All right, so I've asked a somewhat similar question related to how Spark handles exceptions internally, but the example I had back then wasn't really clear or complete. An answer there pointed me in some direction but I can't really explain some things.
I've setup a dummy spark streaming app and in the transform stage I have a russian-roulette expression, which might or not throw an exception. If an exception is thrown, I stop the spark streaming context. That's it, no other logic, no RDD
transformation.
object ImmortalStreamingJob extends App {
val conf = new SparkConf().setAppName("fun-spark").setMaster("local[*]")
val ssc = new StreamingContext(conf, Seconds(1))
val elems = (1 to 1000).grouped(10)
.map(seq => ssc.sparkContext.parallelize(seq))
.toSeq
val stream = ssc.queueStream(mutable.Queue[RDD[Int]](elems: _*))

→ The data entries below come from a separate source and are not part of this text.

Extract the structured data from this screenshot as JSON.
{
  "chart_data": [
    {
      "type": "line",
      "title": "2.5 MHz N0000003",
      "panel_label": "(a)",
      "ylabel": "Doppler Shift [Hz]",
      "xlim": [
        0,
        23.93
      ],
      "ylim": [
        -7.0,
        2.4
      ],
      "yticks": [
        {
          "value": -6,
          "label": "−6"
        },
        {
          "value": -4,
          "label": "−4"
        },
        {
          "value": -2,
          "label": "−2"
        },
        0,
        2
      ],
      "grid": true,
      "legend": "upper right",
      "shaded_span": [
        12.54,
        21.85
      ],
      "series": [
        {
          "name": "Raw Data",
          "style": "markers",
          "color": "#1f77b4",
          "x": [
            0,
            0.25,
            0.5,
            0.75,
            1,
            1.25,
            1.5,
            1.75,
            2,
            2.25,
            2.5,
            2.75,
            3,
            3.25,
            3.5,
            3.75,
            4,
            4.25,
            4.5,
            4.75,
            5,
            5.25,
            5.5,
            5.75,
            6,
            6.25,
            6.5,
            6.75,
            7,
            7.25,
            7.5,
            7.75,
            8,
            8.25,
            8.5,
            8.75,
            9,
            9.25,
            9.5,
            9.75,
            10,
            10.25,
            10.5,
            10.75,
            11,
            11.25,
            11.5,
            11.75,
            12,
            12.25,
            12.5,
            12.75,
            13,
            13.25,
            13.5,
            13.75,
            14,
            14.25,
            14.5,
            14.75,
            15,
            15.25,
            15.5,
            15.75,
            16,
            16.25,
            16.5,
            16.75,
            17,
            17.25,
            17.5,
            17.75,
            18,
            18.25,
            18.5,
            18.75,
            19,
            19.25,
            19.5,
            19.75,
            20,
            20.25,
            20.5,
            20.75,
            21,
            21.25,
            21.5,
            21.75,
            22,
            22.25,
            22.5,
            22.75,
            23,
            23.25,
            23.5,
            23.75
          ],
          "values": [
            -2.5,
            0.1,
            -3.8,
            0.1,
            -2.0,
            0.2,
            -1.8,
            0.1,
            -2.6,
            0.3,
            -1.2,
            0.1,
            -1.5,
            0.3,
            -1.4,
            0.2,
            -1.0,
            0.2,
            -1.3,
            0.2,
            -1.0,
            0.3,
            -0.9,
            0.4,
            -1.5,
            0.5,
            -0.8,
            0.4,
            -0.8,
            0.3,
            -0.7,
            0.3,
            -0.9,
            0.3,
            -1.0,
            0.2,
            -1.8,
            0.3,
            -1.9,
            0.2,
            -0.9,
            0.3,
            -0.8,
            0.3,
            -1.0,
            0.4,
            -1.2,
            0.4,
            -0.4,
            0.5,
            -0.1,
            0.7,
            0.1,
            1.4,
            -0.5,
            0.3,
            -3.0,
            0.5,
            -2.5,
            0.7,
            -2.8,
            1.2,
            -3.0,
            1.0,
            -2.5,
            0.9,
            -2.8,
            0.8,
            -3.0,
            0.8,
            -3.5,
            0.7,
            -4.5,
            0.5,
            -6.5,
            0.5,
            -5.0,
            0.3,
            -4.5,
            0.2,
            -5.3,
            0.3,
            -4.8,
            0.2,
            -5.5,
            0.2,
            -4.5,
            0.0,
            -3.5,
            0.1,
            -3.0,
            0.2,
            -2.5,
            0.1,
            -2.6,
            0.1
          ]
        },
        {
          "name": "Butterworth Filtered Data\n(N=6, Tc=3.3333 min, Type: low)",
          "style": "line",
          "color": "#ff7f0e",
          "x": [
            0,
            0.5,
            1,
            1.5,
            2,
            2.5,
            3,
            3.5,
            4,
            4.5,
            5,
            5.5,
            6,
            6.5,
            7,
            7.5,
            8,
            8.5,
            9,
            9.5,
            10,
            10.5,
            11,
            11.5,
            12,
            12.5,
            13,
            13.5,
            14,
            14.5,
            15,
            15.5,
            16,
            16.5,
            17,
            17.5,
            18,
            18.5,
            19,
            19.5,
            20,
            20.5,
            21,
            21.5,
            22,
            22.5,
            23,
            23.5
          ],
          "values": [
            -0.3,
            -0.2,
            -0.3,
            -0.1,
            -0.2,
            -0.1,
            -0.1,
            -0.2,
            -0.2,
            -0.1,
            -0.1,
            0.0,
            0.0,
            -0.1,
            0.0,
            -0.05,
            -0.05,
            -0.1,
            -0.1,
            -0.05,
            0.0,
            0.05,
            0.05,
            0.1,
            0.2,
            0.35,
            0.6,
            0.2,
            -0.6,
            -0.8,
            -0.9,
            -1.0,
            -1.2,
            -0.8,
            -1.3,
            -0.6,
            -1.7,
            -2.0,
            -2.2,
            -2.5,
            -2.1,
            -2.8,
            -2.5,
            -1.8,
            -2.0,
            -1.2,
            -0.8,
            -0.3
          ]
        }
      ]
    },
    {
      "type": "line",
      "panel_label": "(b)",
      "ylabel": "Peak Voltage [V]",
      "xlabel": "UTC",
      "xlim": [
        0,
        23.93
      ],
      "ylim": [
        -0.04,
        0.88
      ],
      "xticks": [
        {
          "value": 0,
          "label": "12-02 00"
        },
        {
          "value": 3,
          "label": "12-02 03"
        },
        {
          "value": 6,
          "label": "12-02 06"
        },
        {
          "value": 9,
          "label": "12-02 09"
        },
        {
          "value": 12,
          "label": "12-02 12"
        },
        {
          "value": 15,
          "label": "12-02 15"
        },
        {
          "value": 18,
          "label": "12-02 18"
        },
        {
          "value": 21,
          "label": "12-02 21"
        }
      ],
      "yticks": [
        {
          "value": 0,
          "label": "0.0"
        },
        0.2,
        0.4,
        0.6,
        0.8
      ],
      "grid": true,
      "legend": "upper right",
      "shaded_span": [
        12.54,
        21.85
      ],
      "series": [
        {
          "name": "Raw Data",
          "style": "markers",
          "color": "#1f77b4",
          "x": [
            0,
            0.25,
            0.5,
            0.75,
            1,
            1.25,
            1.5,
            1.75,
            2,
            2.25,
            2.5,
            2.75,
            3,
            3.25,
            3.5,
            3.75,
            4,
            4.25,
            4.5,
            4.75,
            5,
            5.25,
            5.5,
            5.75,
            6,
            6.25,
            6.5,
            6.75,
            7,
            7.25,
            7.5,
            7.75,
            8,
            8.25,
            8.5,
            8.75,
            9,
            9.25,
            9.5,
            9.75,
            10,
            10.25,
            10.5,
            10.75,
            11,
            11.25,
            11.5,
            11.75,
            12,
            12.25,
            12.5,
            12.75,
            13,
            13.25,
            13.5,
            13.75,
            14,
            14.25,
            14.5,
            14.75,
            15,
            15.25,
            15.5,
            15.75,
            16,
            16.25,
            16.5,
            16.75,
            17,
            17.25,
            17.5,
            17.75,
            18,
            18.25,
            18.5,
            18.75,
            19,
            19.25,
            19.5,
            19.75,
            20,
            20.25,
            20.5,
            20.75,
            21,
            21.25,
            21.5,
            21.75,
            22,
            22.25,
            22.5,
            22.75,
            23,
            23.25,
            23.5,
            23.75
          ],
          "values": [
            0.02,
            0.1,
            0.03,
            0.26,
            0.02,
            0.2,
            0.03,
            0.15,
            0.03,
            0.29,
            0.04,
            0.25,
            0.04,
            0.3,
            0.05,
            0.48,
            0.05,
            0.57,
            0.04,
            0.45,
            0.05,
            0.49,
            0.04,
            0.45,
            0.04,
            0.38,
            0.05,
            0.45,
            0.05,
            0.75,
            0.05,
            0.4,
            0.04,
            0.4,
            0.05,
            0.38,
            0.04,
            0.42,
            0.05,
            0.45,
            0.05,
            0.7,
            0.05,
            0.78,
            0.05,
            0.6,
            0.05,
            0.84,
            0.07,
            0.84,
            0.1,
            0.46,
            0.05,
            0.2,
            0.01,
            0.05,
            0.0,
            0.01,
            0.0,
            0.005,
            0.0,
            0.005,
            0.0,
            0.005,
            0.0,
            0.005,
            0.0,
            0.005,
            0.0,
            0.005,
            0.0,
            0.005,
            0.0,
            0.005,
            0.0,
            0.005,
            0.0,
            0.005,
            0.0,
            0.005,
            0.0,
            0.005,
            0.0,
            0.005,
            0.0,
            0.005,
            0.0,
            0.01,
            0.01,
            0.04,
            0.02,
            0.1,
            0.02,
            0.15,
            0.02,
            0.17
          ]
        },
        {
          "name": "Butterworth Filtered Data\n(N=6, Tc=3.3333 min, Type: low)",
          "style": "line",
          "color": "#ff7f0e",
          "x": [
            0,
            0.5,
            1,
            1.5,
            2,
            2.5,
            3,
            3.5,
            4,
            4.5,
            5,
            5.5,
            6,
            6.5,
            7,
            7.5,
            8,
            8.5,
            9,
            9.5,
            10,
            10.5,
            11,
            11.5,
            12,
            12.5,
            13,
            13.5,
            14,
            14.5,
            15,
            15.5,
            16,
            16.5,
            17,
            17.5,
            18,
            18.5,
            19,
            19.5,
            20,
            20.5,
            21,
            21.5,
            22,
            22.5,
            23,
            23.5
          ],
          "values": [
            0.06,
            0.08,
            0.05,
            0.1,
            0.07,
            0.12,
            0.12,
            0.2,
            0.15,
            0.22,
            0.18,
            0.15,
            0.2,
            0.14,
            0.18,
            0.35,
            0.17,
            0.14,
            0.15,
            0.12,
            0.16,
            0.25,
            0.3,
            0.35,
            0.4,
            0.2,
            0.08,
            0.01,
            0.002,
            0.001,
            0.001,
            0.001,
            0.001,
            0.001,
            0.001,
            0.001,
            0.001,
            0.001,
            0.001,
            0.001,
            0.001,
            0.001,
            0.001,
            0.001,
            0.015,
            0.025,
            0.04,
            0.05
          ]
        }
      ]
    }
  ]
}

val transformed = stream.transform { rdd =>
try {
if (Random.nextInt(6) == 5) throw new RuntimeException("boom")
else println("lucky bastard")
rdd
} catch {
case e: Throwable =>
println("stopping streaming context", e)
ssc.stop(stopSparkContext = true, stopGracefully = false)
throw e
}
}
transformed.foreachRDD { rdd =>
println(rdd.collect().mkString(","))
}
ssc.start()
ssc.awaitTermination()
}
Running this in IntelliJ will throw the exception at some point. The fun part:
- if the exception is thrown in the first transformation (when the first RDD is processed), the spark context is stopped and the app dies, which is what I want
- if the exception is thrown after at least one
RDD
has been processed, the app hangs after printing the error message and never stops, which is not what I want
Why does the app hang instead of dying in the second case?
I'm running Spark 2.1.0 on Scala 2.11.8. Getting out the try-catch solves the problem (Spark stops by itself). Also, moving out the try-catch inside foreachRDD
solves the problem.
However I'm looking for an answer that can help me understand what's going on in this particular example.